What's the right pace of innovation? How often should you introduce incremental improvements, new breakthroughs, and how much can the market realistically absorb?
Yesterday, JD mentioned in a comment that "consumers are more accustomed to a heightened pace of innovation and change" than ever before, inferring that they may be ready to respond more quickly to inovation that could help to turn the market around.
JD makes an interesting point, and I think consumers' expectations can work in our favor in the current market. However, we can no longer innundate consumers with new offerings that have little or no additional value just because we can. Why? Because consumers will no longer tolerate waste, choosing to spend only on added value. Rather than taking a buckshot approach to satisfying consumer needs, organizations will do better by taking the time to optimize the value they are offering.
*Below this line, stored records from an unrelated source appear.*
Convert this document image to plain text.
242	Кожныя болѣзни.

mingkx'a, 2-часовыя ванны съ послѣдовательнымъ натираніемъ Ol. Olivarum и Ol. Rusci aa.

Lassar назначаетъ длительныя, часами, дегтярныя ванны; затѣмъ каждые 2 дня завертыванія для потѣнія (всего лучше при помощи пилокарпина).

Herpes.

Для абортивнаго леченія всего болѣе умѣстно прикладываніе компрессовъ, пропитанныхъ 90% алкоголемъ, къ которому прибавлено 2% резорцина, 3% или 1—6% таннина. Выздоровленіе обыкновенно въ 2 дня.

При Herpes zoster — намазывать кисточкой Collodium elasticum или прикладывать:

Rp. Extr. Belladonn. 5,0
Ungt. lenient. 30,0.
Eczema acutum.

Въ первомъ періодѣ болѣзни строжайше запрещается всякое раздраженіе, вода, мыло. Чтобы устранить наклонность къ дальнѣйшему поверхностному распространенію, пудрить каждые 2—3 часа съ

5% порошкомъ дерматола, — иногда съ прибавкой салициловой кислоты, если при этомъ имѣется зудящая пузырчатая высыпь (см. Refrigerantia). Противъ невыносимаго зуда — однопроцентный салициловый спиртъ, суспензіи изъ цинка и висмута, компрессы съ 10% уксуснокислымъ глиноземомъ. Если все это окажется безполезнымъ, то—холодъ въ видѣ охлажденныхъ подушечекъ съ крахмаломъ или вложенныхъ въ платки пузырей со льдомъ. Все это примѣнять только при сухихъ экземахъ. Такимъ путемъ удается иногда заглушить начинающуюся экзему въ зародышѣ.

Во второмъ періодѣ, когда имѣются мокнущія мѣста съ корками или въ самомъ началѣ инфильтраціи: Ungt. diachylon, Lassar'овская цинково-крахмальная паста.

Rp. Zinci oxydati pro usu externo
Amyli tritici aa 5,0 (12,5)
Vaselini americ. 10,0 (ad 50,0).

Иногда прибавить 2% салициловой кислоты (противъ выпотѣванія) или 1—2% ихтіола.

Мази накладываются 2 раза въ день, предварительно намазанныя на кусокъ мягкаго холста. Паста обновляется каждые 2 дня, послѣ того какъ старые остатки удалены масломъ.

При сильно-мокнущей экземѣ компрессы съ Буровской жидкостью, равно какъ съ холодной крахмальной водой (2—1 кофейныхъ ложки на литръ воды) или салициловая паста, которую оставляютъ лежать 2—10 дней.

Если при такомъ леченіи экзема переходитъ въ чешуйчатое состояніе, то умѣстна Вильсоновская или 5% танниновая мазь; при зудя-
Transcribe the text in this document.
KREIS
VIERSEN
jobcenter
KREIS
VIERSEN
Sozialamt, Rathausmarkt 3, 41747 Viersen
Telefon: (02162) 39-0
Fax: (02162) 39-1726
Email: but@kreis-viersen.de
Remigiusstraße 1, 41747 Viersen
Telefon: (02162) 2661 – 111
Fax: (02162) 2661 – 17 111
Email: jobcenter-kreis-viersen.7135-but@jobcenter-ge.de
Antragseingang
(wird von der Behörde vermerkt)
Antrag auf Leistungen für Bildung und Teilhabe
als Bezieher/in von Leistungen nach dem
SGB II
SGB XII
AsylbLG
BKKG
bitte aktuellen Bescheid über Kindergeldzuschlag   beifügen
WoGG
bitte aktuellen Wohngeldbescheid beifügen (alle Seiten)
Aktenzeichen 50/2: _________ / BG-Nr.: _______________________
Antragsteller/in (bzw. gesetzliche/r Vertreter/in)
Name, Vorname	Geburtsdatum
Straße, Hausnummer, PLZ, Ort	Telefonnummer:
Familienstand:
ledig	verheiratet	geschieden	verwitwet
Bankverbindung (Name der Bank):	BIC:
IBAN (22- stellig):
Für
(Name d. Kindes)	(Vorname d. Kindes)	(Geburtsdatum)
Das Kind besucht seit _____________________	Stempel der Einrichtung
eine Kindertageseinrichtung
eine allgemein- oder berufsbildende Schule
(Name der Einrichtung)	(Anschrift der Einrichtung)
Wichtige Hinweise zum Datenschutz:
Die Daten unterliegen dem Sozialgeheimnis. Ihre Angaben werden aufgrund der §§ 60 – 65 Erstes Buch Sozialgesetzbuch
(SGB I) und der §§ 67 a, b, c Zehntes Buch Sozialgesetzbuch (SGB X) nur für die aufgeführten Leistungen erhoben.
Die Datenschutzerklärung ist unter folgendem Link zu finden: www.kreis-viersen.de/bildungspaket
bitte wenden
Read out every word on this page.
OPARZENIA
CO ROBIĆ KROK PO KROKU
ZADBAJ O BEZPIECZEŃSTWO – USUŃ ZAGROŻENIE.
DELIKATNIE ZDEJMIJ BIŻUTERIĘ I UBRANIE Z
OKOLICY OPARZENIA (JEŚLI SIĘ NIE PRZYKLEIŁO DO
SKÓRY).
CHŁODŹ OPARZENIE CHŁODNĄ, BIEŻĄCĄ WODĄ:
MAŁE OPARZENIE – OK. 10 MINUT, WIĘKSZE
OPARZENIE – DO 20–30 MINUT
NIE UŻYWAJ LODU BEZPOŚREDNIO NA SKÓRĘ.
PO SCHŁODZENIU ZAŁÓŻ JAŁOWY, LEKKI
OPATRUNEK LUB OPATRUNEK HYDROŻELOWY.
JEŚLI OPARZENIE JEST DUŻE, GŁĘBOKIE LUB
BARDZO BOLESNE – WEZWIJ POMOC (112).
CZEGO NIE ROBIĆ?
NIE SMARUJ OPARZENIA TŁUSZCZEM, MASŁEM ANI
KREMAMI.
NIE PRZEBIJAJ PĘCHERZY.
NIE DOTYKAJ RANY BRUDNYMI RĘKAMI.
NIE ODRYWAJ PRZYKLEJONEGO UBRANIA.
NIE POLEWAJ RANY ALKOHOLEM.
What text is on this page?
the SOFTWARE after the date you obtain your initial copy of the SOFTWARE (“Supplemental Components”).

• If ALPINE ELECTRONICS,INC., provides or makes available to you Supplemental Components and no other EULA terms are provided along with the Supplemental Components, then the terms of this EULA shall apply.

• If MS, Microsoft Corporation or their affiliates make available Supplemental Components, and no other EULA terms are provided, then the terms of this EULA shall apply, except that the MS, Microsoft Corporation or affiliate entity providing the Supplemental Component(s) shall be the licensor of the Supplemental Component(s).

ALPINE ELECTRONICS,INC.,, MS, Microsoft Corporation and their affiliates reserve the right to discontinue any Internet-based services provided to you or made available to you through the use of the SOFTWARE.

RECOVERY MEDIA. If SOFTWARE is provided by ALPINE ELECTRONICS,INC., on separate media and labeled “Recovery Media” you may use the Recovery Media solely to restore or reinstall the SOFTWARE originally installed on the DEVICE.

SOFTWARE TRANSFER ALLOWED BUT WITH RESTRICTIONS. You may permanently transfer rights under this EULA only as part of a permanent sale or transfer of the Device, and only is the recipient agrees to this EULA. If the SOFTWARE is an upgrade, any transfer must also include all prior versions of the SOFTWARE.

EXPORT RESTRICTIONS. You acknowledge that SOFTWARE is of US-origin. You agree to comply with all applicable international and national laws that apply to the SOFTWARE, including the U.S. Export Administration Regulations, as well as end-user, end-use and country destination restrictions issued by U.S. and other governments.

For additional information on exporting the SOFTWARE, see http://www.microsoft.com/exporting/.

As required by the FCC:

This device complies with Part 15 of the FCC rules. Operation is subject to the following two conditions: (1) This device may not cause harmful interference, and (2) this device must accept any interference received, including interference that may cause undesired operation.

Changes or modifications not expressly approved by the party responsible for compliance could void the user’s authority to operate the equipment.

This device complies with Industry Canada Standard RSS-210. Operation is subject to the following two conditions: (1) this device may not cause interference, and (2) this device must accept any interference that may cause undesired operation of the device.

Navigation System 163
The pace and type of innovation should become dependent on how well an organization can deliver greater benefits to their consumers, and not on how fast they can make new things. For example, a consumer may value ease of choosing the right product more than an infinite selection based on slight variation. Or the opposite may be true. The only way to know for sure is to understand what it is that makes your consumer tick, and deliver those benefits.
The point here is that the market can always absorb innovation that consumers will truly value. Think about what is in your current pipeline. Is every product adding value to your consumer? It is your job to separate what is useful from what is wasteful. If your products are not doing well, don't blame the market. Consumers are ready for a fast pace. What they will be sitting out is the addition of waste.